Key also is that there was no defined hierarchy either in which transport modes, services or bus routes were considered most important to keep running with only a limited prioritisation of roads to grit. Most fundamentally the chain of command essentially snapped and the limited devolution London experiences failed to provide any strong leadership either from TFL or the mayor in large part because various agencies chose not to bother Boris or TFL and vice versa. The normal[1. and it pains me to put it this way, but I've seen it more often than snow in London] terrorist threat response of establishing a Gold command was not undertaken as the snowstorm was not seen as a major enough event.

Communications between the boroughs, the mayor and TFL were in many cases slim to non-existent.
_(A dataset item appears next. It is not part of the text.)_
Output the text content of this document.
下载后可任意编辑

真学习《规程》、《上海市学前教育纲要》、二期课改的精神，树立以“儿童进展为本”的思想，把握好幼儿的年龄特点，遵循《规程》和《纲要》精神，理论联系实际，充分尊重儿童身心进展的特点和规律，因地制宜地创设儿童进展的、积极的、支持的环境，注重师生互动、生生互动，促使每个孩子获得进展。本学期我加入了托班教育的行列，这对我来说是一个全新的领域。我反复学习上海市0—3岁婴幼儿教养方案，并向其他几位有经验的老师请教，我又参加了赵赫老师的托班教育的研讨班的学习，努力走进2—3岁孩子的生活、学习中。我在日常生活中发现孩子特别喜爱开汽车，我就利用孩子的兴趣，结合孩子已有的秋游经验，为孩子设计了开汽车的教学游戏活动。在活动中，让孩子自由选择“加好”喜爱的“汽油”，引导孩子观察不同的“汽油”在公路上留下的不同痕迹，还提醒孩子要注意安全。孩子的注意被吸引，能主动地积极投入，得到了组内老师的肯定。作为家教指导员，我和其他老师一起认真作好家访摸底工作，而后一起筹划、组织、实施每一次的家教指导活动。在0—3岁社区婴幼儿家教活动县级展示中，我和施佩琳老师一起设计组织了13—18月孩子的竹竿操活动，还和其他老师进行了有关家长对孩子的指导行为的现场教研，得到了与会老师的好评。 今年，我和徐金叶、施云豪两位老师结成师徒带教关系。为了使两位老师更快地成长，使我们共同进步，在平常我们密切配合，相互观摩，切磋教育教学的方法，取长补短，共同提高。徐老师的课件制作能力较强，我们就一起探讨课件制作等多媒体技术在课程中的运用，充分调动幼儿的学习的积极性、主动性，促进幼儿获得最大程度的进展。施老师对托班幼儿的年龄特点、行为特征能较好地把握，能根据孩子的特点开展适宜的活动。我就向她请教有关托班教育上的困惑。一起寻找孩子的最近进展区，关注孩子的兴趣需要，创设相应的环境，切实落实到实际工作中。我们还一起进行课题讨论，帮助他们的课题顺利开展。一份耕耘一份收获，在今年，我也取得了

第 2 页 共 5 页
My particular borough (Hammersmith & Fulham), failed to submit anything to the committee but as this note shows

TfL received the first request from boroughs for assistance with grit supply on Monday morning, when Hammersmith & Fulham advised directly that they had run out

it was the first to run out of grit on the first morning of snow, which perhaps explains why they failed so comprehensively to grit the pavement in my street and the rest of the borough. As the report shows they even had to beg for grit from Ealing as well. This also led them to leaving the sort of nice Lyric Square as an ice hazard. Perhaps they didn’t have time to write down the complete account of their inability to make the streets safe.

I personally rather enjoyed the chaos of it all as I recounted in my earlier piece. Incidentally, I’ve been beaten in writing this post by The Londonist who’ve used the same photograph of mine. Hurrah for Creative Commons licensing, and nice snowy photos of London buses.